Chapter 2 - Mathematical Foundations

Slides

Lecture slides here. (To convert html to pdf, press E $\to$ Print $\to$ Destination: Save to pdf)

Chapter Summary

Time-to-event data require specialized techniques for analysis. These tend to focus on the survival function $S(t)$ and the hazard function $\lambda(t)$ of the latent (uncensored) event time $T$. Some methods rely on parametric models, while others leverage counting processes and martingales for robust inference.

Notation and basic quantities

An outcome event time can be represented either as a random variable $T$ or as a counting process $N^*(t) = I(T \le t)$. The survival function is defined as \[ S(t) = \mathrm{pr}(T > t), \] while the hazard function $\lambda(t)$ quantifies the instantaneous risk of experiencing the event at time $t$, conditional on survival up to that point. The cumulative hazard function is obtained by integrating $\lambda(t)$ over $[0, t]$: $\Lambda(t) = \int_0^t \lambda(u)\,\mathrm{d}u$, and relates to $S(t)$ via \[ \Lambda(t) = -\log\bigl\{S(t)\bigr\} \quad\Longleftrightarrow\quad S(t) = \exp\bigl\{-\Lambda(t)\bigr\}. \] This relationship is central in survival analysis.

Simple parametric models for $T$ include the exponential, Weibull, Gamma, and log-normal distributions, each with distinct hazard functions. The exponential model assumes constant hazard, while the Weibull model allows for time-varying (but still monotone) hazards.
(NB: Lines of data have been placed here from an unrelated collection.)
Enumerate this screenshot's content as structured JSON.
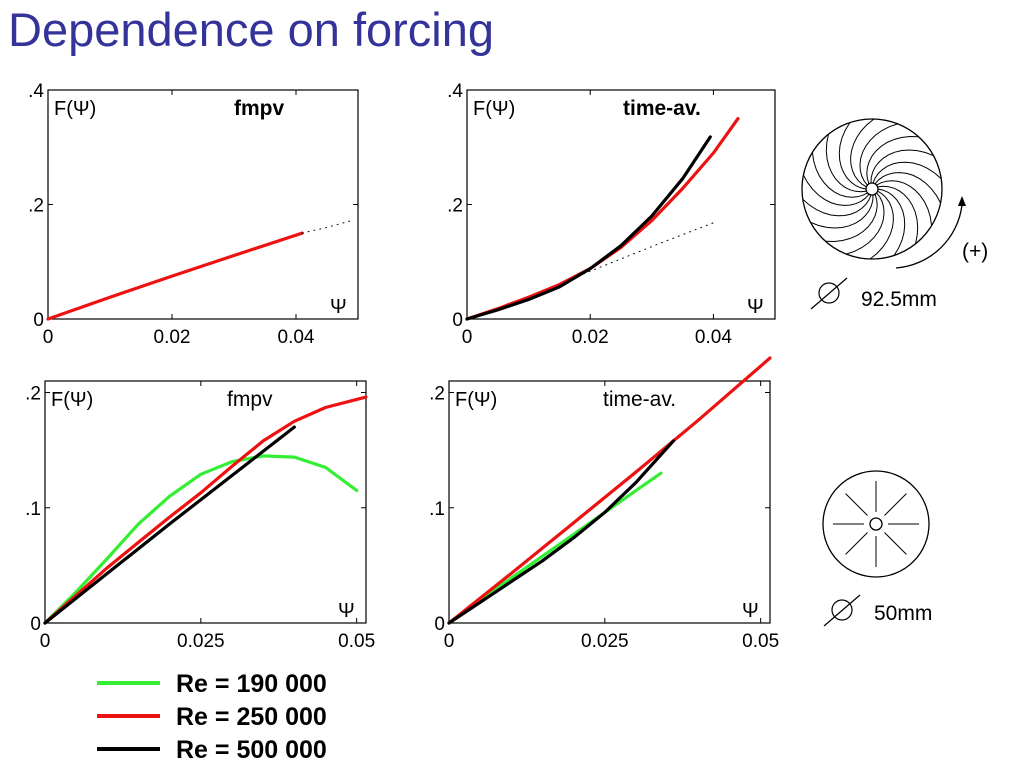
{
  "title": "Dependence on forcing",
  "colors": {
    "title": "#333399",
    "re_190000": "#33ee33",
    "re_250000": "#ee1111",
    "re_500000": "#000000"
  },
  "chart_data": [
    {
      "type": "line",
      "panel": "top-left",
      "title": "fmpv",
      "ylabel": "F(Ψ)",
      "xlabel": "Ψ",
      "xlim": [
        0,
        0.05
      ],
      "ylim": [
        0,
        0.4
      ],
      "xticks": [
        "0",
        "0.02",
        "0.04"
      ],
      "xtick_values": [
        0,
        0.02,
        0.04
      ],
      "yticks": [
        "0",
        ".2",
        ".4"
      ],
      "ytick_values": [
        0,
        0.2,
        0.4
      ],
      "series": [
        {
          "color": "#ee1111",
          "style": "solid",
          "x": [
            0,
            0.01,
            0.02,
            0.03,
            0.041
          ],
          "y": [
            0,
            0.038,
            0.075,
            0.111,
            0.15
          ]
        },
        {
          "color": "#000000",
          "style": "dotted",
          "x": [
            0.041,
            0.045,
            0.049
          ],
          "y": [
            0.15,
            0.16,
            0.172
          ]
        }
      ]
    },
    {
      "type": "line",
      "panel": "top-right",
      "title": "time-av.",
      "ylabel": "F(Ψ)",
      "xlabel": "Ψ",
      "xlim": [
        0,
        0.05
      ],
      "ylim": [
        0,
        0.4
      ],
      "xticks": [
        "0",
        "0.02",
        "0.04"
      ],
      "xtick_values": [
        0,
        0.02,
        0.04
      ],
      "yticks": [
        "0",
        ".2",
        ".4"
      ],
      "ytick_values": [
        0,
        0.2,
        0.4
      ],
      "series": [
        {
          "color": "#ee1111",
          "style": "solid",
          "x": [
            0,
            0.005,
            0.01,
            0.015,
            0.02,
            0.025,
            0.03,
            0.035,
            0.04,
            0.044
          ],
          "y": [
            0,
            0.018,
            0.038,
            0.06,
            0.088,
            0.125,
            0.172,
            0.228,
            0.29,
            0.35
          ]
        },
        {
          "color": "#000000",
          "style": "solid",
          "x": [
            0,
            0.005,
            0.01,
            0.015,
            0.02,
            0.025,
            0.03,
            0.035,
            0.0395
          ],
          "y": [
            0,
            0.016,
            0.034,
            0.056,
            0.088,
            0.128,
            0.18,
            0.245,
            0.318
          ]
        },
        {
          "color": "#000000",
          "style": "dotted",
          "x": [
            0.018,
            0.025,
            0.032,
            0.04
          ],
          "y": [
            0.075,
            0.105,
            0.135,
            0.168
          ]
        }
      ]
    },
    {
      "type": "line",
      "panel": "bottom-left",
      "title": "fmpv",
      "ylabel": "F(Ψ)",
      "xlabel": "Ψ",
      "xlim": [
        0,
        0.0515
      ],
      "ylim": [
        0,
        0.21
      ],
      "xticks": [
        "0",
        "0.025",
        "0.05"
      ],
      "xtick_values": [
        0,
        0.025,
        0.05
      ],
      "yticks": [
        "0",
        ".1",
        ".2"
      ],
      "ytick_values": [
        0,
        0.1,
        0.2
      ],
      "series": [
        {
          "name": "Re = 190 000",
          "color": "#33ee33",
          "x": [
            0,
            0.005,
            0.01,
            0.015,
            0.02,
            0.025,
            0.03,
            0.035,
            0.04,
            0.045,
            0.05
          ],
          "y": [
            0,
            0.027,
            0.056,
            0.086,
            0.11,
            0.129,
            0.14,
            0.145,
            0.144,
            0.135,
            0.115
          ]
        },
        {
          "name": "Re = 250 000",
          "color": "#ee1111",
          "x": [
            0,
            0.005,
            0.01,
            0.015,
            0.02,
            0.025,
            0.03,
            0.035,
            0.04,
            0.045,
            0.05,
            0.0515
          ],
          "y": [
            0,
            0.024,
            0.048,
            0.07,
            0.092,
            0.113,
            0.136,
            0.158,
            0.175,
            0.187,
            0.194,
            0.196
          ]
        },
        {
          "name": "Re = 500 000",
          "color": "#000000",
          "x": [
            0,
            0.01,
            0.02,
            0.03,
            0.04
          ],
          "y": [
            0,
            0.043,
            0.086,
            0.128,
            0.17
          ]
        }
      ]
    },
    {
      "type": "line",
      "panel": "bottom-right",
      "title": "time-av.",
      "ylabel": "F(Ψ)",
      "xlabel": "Ψ",
      "xlim": [
        0,
        0.0515
      ],
      "ylim": [
        0,
        0.21
      ],
      "xticks": [
        "0",
        "0.025",
        "0.05"
      ],
      "xtick_values": [
        0,
        0.025,
        0.05
      ],
      "yticks": [
        "0",
        ".1",
        ".2"
      ],
      "ytick_values": [
        0,
        0.1,
        0.2
      ],
      "series": [
        {
          "name": "Re = 190 000",
          "color": "#33ee33",
          "x": [
            0,
            0.005,
            0.01,
            0.015,
            0.02,
            0.025,
            0.03,
            0.034
          ],
          "y": [
            0,
            0.02,
            0.039,
            0.058,
            0.077,
            0.096,
            0.115,
            0.13
          ]
        },
        {
          "name": "Re = 250 000",
          "color": "#ee1111",
          "x": [
            0,
            0.01,
            0.02,
            0.03,
            0.04,
            0.0515
          ],
          "y": [
            0,
            0.043,
            0.087,
            0.131,
            0.176,
            0.23
          ]
        },
        {
          "name": "Re = 500 000",
          "color": "#000000",
          "x": [
            0,
            0.005,
            0.01,
            0.015,
            0.02,
            0.025,
            0.03,
            0.036
          ],
          "y": [
            0,
            0.018,
            0.036,
            0.054,
            0.074,
            0.096,
            0.122,
            0.158
          ]
        }
      ]
    }
  ],
  "legend": [
    {
      "label": "Re = 190 000",
      "color": "#33ee33"
    },
    {
      "label": "Re = 250 000",
      "color": "#ee1111"
    },
    {
      "label": "Re = 500 000",
      "color": "#000000"
    }
  ],
  "impellers": [
    {
      "kind": "curved-blades",
      "direction_label": "(+)",
      "diameter_label": "92.5mm"
    },
    {
      "kind": "straight-blades",
      "diameter_label": "50mm"
    }
  ]
}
Observed data and likelihood

In practice, the event time is subject to censoring by time $C$. As a result, we only observe $X = \min(T, C)$, along with the event indicator $\delta = I(T \le C)$. Under independent censoring, the likelihood function for the observed data $(X, \delta)$ is given by \[ p\bigl(X,\delta\bigr) \;=\; \lambda\bigl(X\bigr)^{\delta}\,S\bigl(X\bigr). \] This means that, for a sample of size $n$, the log-likelihood is \[ \ell_n(\theta) = n^{-1}\sum_{i=1}^n \Bigl\{ \delta_i\,\log \lambda\bigl(X_i;\theta\bigr) \;-\; \int_{0}^{\infty} I\bigl(X_i \ge t\bigr)\,\lambda\bigl(t;\theta\bigr)\,\mathrm{d}t. \Bigr\} \] where $\lambda(t;\theta)$ is the hazard function parametrized by $\theta$. We can use this general expression for the log-likelihood to derive maximum likelihood estimator for any parametric models.

Stochastic integrals and martingales

To count the observed event under censoring, define $N(t) = N^*(t\wedge C)$, where $x\wedge y = \min(x, y)$. The step function $N(t)$ takes a jump of size 1, i.e., $\mathrm{d}N(t)=1$, at $t = X$ if $\delta = 1$; it stays flat if $\delta = 0$. Hence, any function of the form $\delta h(X)$ can be re-written as a stochastic integral $\int_0^\infty h(t)\mathrm{d}N(t)$.

If we consider $\mathrm{d}N(t)$ as the Bernoulli response of event occurrence at time $t$, then we can decompose it into $\mathrm{d}N(t) = I(X\ge t)\lambda(t)\mathrm{d} t + \mathrm{d}M(t)$, where \[ \mathrm{d}M(t) \;=\; \underbrace{\mathrm{d}N(t)}_{\text{Observed}} \;-\; \underbrace{I\bigl(X \ge t\bigr)\,\lambda(t)\,\mathrm{d}t}_{\text{Expectation given data prior to $t$}}. \] is the martingale increment.

The martingale property of $M(t)$ implies that the expectation of $\mathrm{d}M(t)$, given the event history up to time $t$, is zero. It also implies that the increments at different times are uncorrelated. This property of uncorrelated increments simplifies the variance calculation for martingale integrals of the form: \[ \int_0^t h(u)\,\mathrm{d}M(u) \] Many test statistics, estimators, and score functions can be expressed in the above form, and the martingale properties facilitate their asymptotic analysis.

Conclusion

Although $T$ may not be directly observed, the partial information in $(X, \delta)$ still supports principled inferences about its distribution. Parametric models describe $\lambda(t)$ or $S(t)$ via a likelihood-based approach, while a martingale-based framework captures event processes through residuals and their properties. The latter approach will be utilized extensively in the non- and semi-parametric analysis presented in later chapters.